Pancreatic cancer is notoriously difficult to treat. One problem is drug delivery, because pancreatic cells can cluster in a nest of scar-like tissue.
“If you can improve the drug delivery in pancreatic cancer, then you may have a chance to alter the nature course of this disease,” says Andrea Wang-Gillam, a GI oncologist with a strong focus on pancreatic cancer at Washington University in St. Louis and an author of a new study, which points to a way forward in improving second-line treatment for metastatic pancreatic cancer patients.
She and her colleagues reported at the European Society for Medical Oncology 2014 World Congress on Gastrointestinal Cancer, held this summer in Barcelona, that adding MM-398 to the standard treatment for patients who had already received gemcitabine-based regimen improves overall survival.
MM-398 consists of around 80,000 irinotecan molecules packed into a nano-size capsule made of liposome. Irinotecan is thought to disrupt proper working of DNA in tumour cells.
The current NAPOLI-1 trial is a global randomised Phase III trial that compares standard treatment with 5-fluorouracil (5FU)-leucovorin, MM-398 alone and MM-398 with 5FU/leucovirin in patients with diseases that have progressed on gemcitabine-based therapy.
Packing the irinotecan into the nano-capsule helped with the pharmacodynamics and pharmacokinetic features of the drug, explains Wang-Gillam. “It helps with better drug uptake at the tumour site, as well as sustaining the drug in circulation longer, which are favourable features for a drug delivery in pancreatic cancer and cancer in general.” It also converted into more of the active metabolic SN38 at the tumour site.

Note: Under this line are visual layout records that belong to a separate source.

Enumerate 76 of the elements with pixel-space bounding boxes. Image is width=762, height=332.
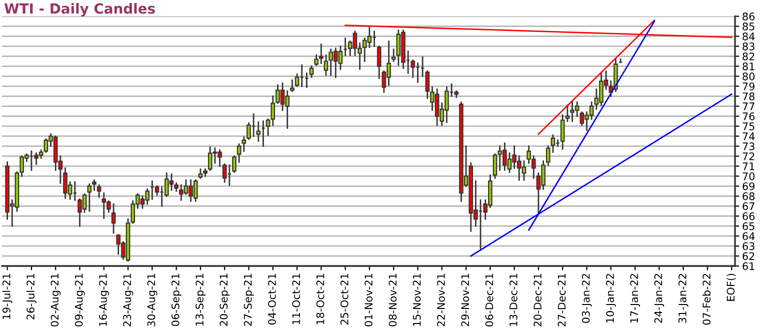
x-tick-label: 25-Oct-21 (340, 274, 348, 325)
x-tick-label: 23-Aug-21 (123, 274, 134, 326)
candlestick (246, 122, 251, 140)
x-tick-label: 26-Jul-21 (26, 274, 36, 320)
x-tick-label: 06-Dec-21 (485, 274, 494, 326)
x-tick-label: 29-Nov-21 (461, 274, 470, 326)
y-tick-label: 84 (742, 32, 755, 40)
candlestick (309, 66, 314, 78)
y-tick-label: 64 (742, 232, 755, 240)
candlestick (111, 203, 116, 234)
x-tick-label: 27-Dec-21 (558, 274, 566, 326)
x-tick-label: 17-Jan-22 (630, 274, 640, 322)
candlestick (410, 60, 416, 78)
x-tick-label: 27-Sep-21 (244, 274, 254, 326)
candlestick (294, 74, 300, 87)
x-tick-label: EOF() (726, 274, 736, 301)
candlestick (546, 145, 550, 166)
y-tick-label: 80 (742, 72, 755, 80)
y-tick-label: 77 (742, 102, 754, 110)
candlestick (376, 46, 382, 79)
y-tick-label: 61 (742, 262, 754, 270)
y-tick-label: 66 (742, 212, 755, 220)
x-tick-label: 30-Aug-21 (147, 274, 158, 326)
y-tick-label: 73 (742, 142, 754, 150)
x-tick-label: 02-Aug-21 (50, 274, 61, 326)
x-tick-label: 18-Oct-21 (316, 274, 324, 324)
candlestick (222, 163, 227, 183)
candlestick (96, 184, 102, 198)
x-tick-label: 20-Dec-21 (534, 274, 542, 326)
x-tick-label: 03-Jan-22 (582, 274, 592, 323)
candlestick (256, 121, 261, 142)
y-tick-label: 81 (742, 62, 754, 70)
y-tick-label: 68 (742, 192, 754, 200)
x-tick-label: 22-Nov-21 (437, 274, 445, 326)
candlestick (236, 143, 242, 163)
y-tick-label: 62 (742, 252, 754, 260)
x-tick-label: 04-Oct-21 (268, 274, 276, 325)
y-tick-label: 71 (742, 162, 754, 170)
x-tick-label: 10-Jan-22 (606, 274, 616, 322)
candlestick (92, 179, 96, 191)
y-tick-label: 86 (742, 12, 755, 20)
chart-title: WTI - Daily Candles (4, 3, 155, 17)
y-tick-label: 67 (742, 202, 754, 210)
y-tick-label: 70 (742, 172, 755, 180)
y-tick-label: 72 (742, 152, 754, 160)
x-tick-label: 16-Aug-21 (99, 274, 109, 326)
candlestick (87, 183, 92, 212)
y-tick-label: 83 (742, 42, 754, 50)
candlestick (290, 80, 294, 92)
y-tick-label: 79 (742, 82, 754, 90)
y-tick-label: 78 (742, 92, 754, 100)
y-tick-label: 75 (742, 122, 754, 130)
candlestick (242, 136, 246, 152)
x-tick-label: 13-Sep-21 (196, 274, 206, 326)
x-tick-label: 20-Sep-21 (220, 274, 230, 326)
x-tick-label: 09-Aug-21 (74, 274, 85, 326)
y-tick-label: 69 (742, 182, 754, 190)
x-tick-label: 13-Dec-21 (509, 274, 518, 326)
y-tick-label: 76 (742, 112, 755, 120)
x-tick-label: 08-Nov-21 (388, 274, 397, 326)
x-tick-label: 06-Sep-21 (171, 274, 182, 326)
x-tick-label: 31-Jan-22 (678, 274, 688, 323)
x-tick-label: 07-Feb-22 (702, 274, 710, 325)
x-tick-label: 11-Oct-21 (292, 274, 300, 324)
y-tick-label: 82 (742, 52, 754, 60)
x-tick-label: 01-Nov-21 (364, 274, 372, 326)
x-tick-label: 15-Nov-21 (412, 274, 421, 326)
x-tick-label: 19-Jul-21 (2, 274, 12, 319)
y-tick-label: 65 (742, 222, 754, 230)
candlestick (492, 153, 498, 179)
candlestick (232, 155, 236, 173)
y-tick-label: 63 (742, 242, 754, 250)
x-tick-label: 24-Jan-22 (654, 274, 664, 323)
candlestick (550, 134, 556, 153)
y-tick-label: 74 (742, 132, 755, 140)
y-tick-label: 85 (742, 22, 754, 30)
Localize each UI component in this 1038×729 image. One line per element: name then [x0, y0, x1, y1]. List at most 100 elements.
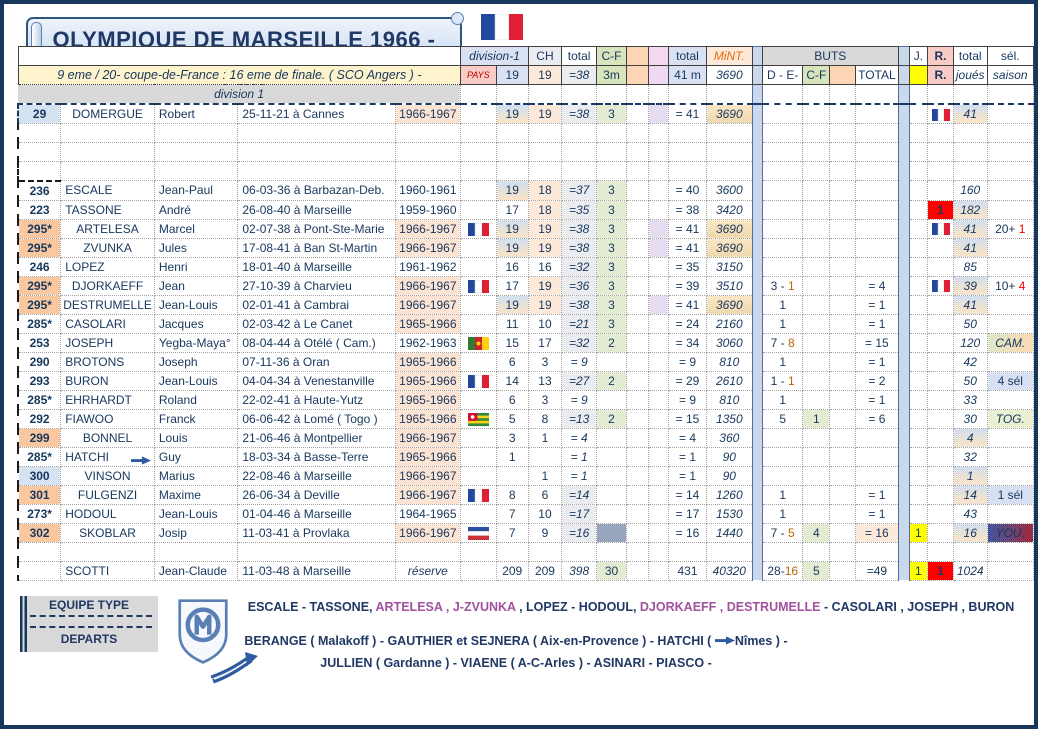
player-row-bonnel: 299 BONNEL Louis 21-06-46 à Montpellier 1966… — [17, 428, 1034, 448]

Overall survival was significantly improved with the combination of MM-398 plus 5FU-leucovorin compared with 5FU-leucovorin alone in the new study. The average overall survival was 6.1 months with the combination regimen compared with 4.2 months in the group receiving standard treatment with 5FU-leucovorin alone. Progression-free survival was boosted significantly, from 1.5 months with the standard therapy to 3.1 months in patients receiving MM-398 plus 5FU-leucovorin.
Patients with metastatic pancreatic cancer or pancreatic cancer in general have very limited options, Wang-Gillam notes: “These patients just simply don’t do well.” Now there is another viable option.
“Community organisations for pancreatic cancer are very interested in this drug,” says Wang-Gillam, who hopes MM-398, developed my Merrimack Pharmaceuticals, can be submitted for FDA approval soon.
In her own practice, presently 30% of patients receive a Folfirinox-like regime, with the remainder receiving gemcitabine-based therapy. Gemcitabine was approved the front-line treatment pancreatic cancer in 1997. Approximately only half of patients who progress on first-line therapy could receive the second-line therapy.